CONTEXT
My informant shared this piece of folklore during a JEP Folklore class. I asked a group of first- and second-grade students, including my informant, whether they knew about cooties, and she immediately volunteered her knowledge about the hand gestures. Everyone at the table, boys and girls alike, knew about these gestures, but my informant was especially outspoken. Like most folklore about cooties these gestures are usually performed at school, inside the classroom or outside. My informant told me during a later interview, “I learned everything about cooties from my mom and my friend.”
MATERIAL
There are two hand gestures, one particular to each sex. These gestures are sex specific, e.g. a boy should only perform the male hand signal, and the gesture has two uses: (1) as a charm defending the gesturer against the opposite sex’s cooties and (2) as a “cooties shot” which can cure someone of the gesturer’s sex who has been infected with cooties.
Boys extend their middle and index fingers, pressed together in one rectangle shape, as demonstrated by my female informant:
Girls cross their fingers so that the middle finger wraps around the index finger, as shown here:
ANALYSIS
The gestures themselves are interesting because each implies the sex for whom it is intended: the boys’ signal looks phallic or like the Mars (i.e., male) gender symbol; the girls’ symbol looks like the Venus (i.e., female) gender symbol.
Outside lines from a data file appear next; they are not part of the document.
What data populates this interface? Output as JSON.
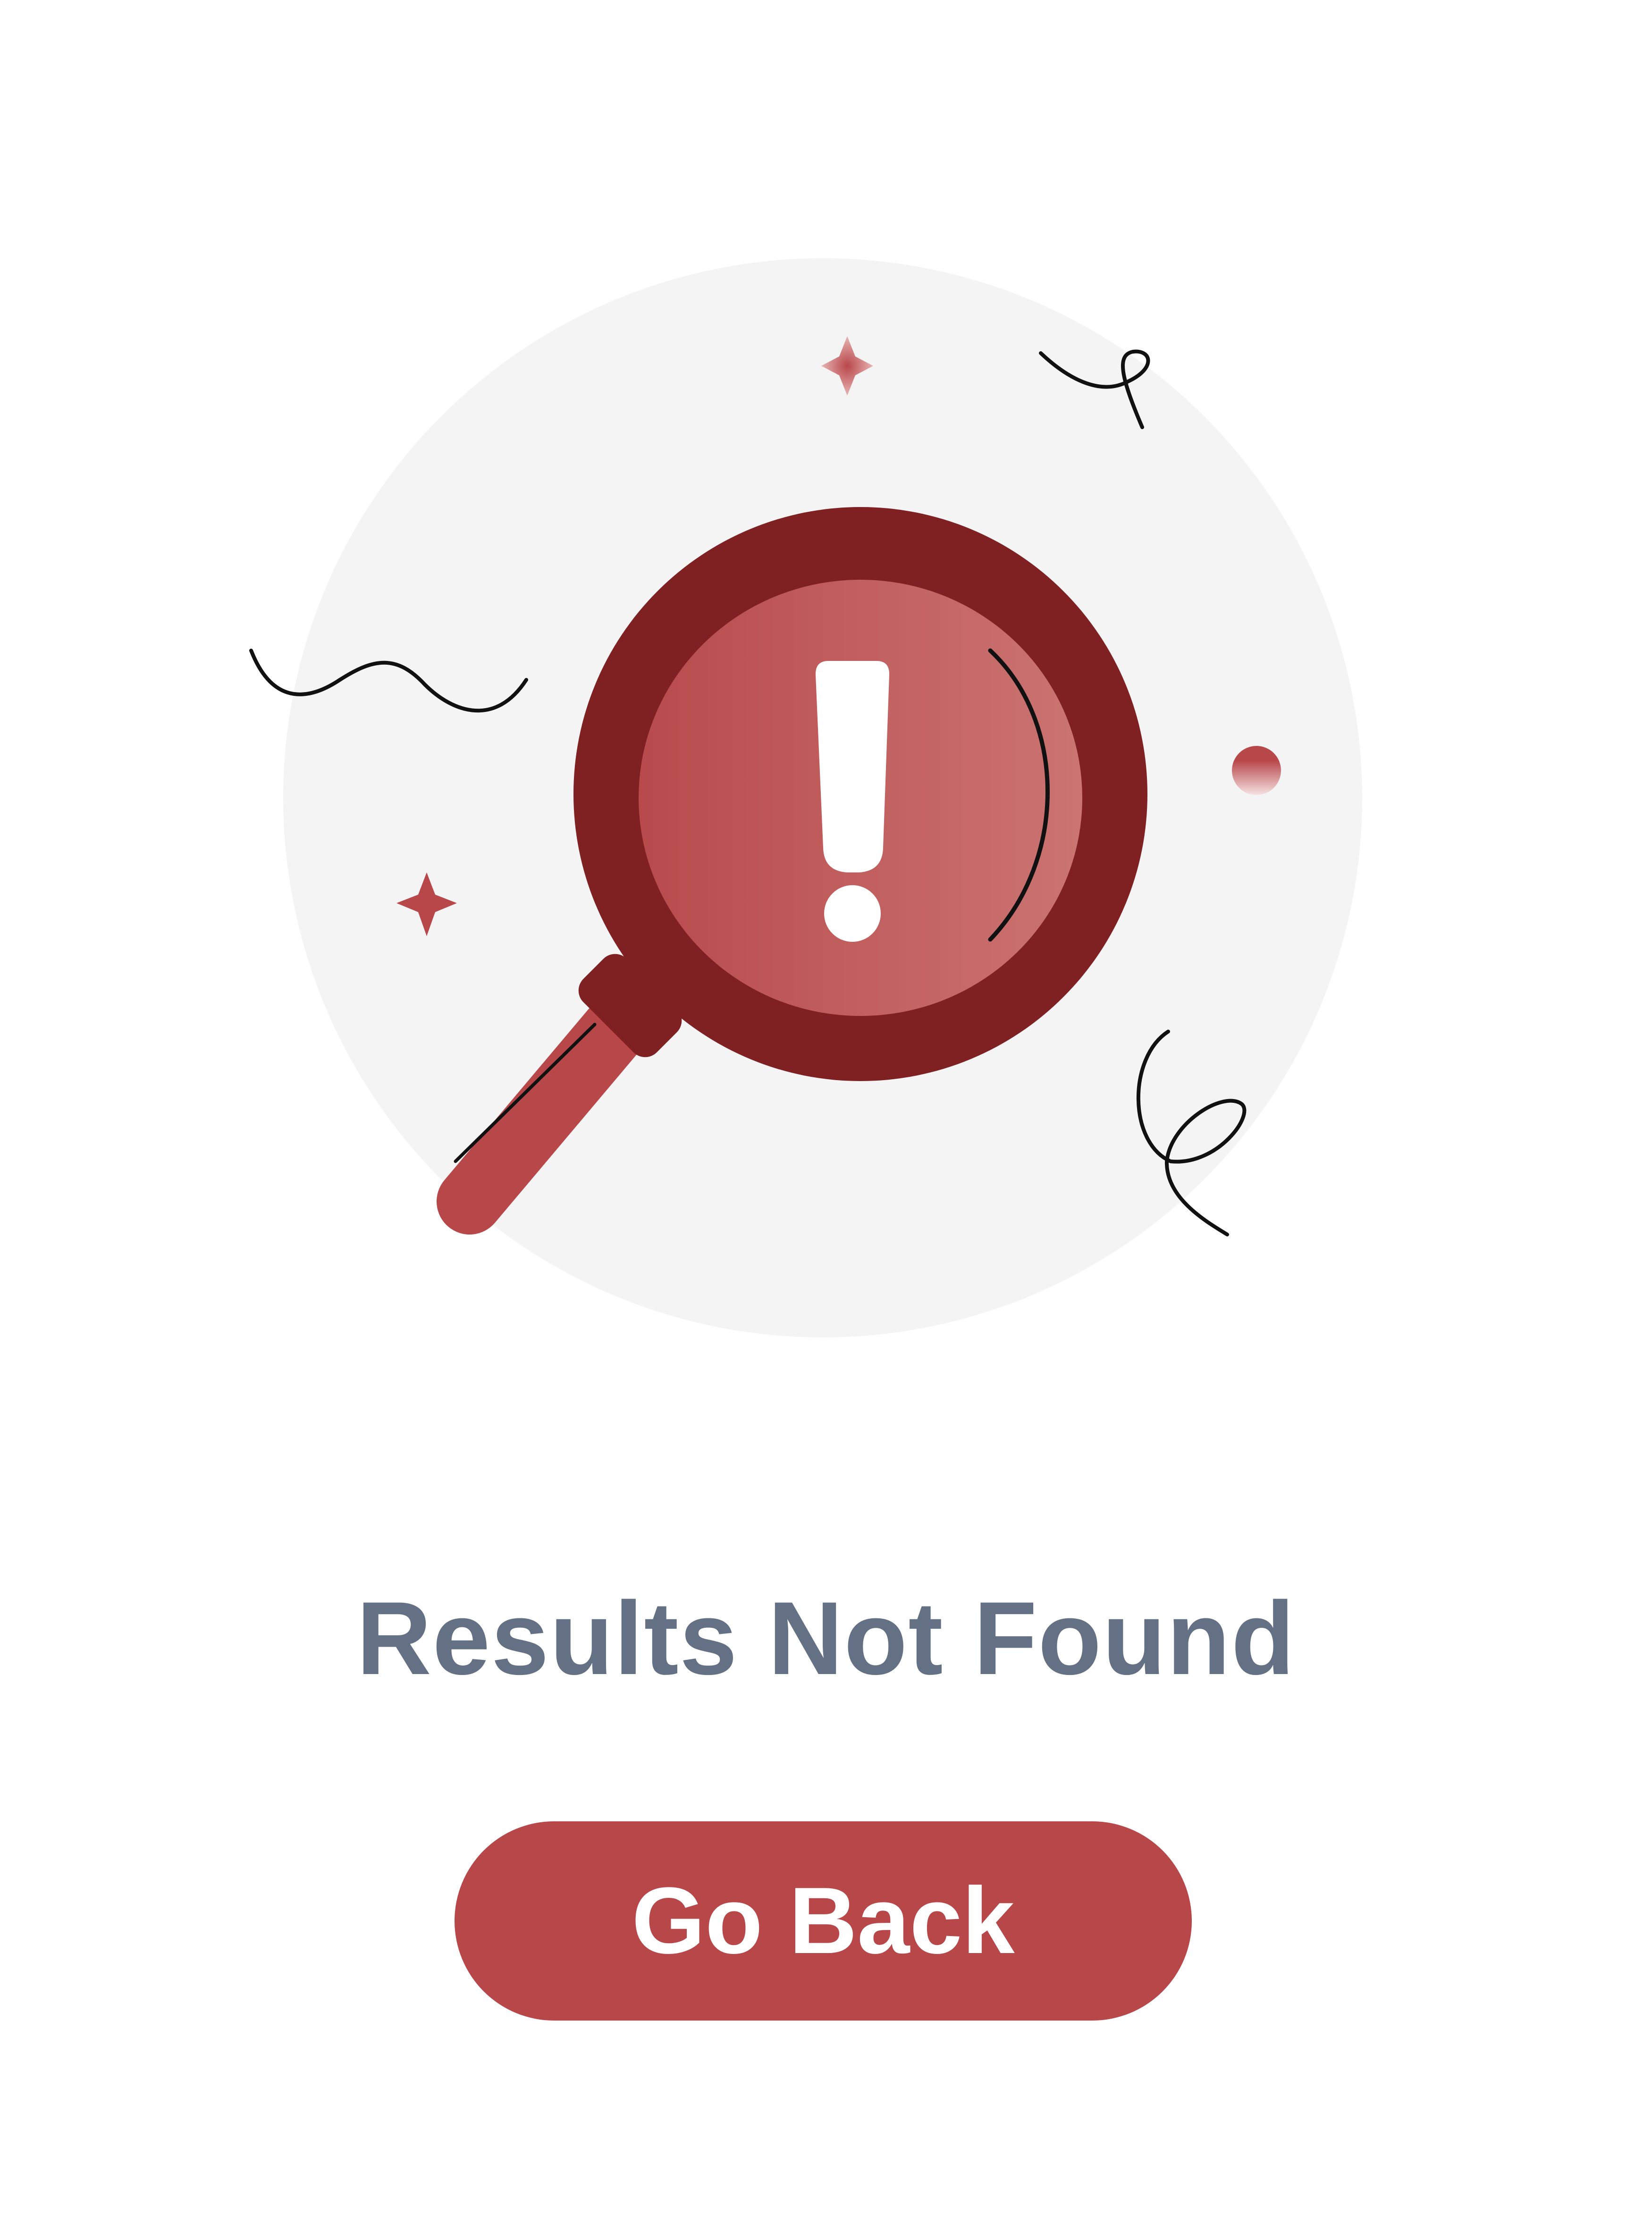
{
  "empty_state": {
    "title": "Results Not Found",
    "go_back_label": "Go Back"
  },
  "colors": {
    "accent": "#B8474A",
    "accent_dark": "#7F2023",
    "title_text": "#647184",
    "circle_bg": "#F4F4F4"
  },
  "icons": [
    "magnifier-icon",
    "exclamation-icon",
    "sparkle-icon",
    "dot-icon",
    "squiggle-icon"
  ]
}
First- and second-graders would presumably be unaware of the symbols’ connotations (my informant, for example, could not explain why the girl symbol was for girls), but they do know they are performing their respective sexes.
The cooties game is predicated upon distinction between sexes, e.g. teaching a female participant that she is not a boy because boys will give her cooties, and so it is important that in this oicotype each sex actually performs itself (rather than merely being unlike the other sex) with sex-specific signals. This demonstrates how dramatically gender constructs pervade children’s lives, how early in life people begin to perform gender.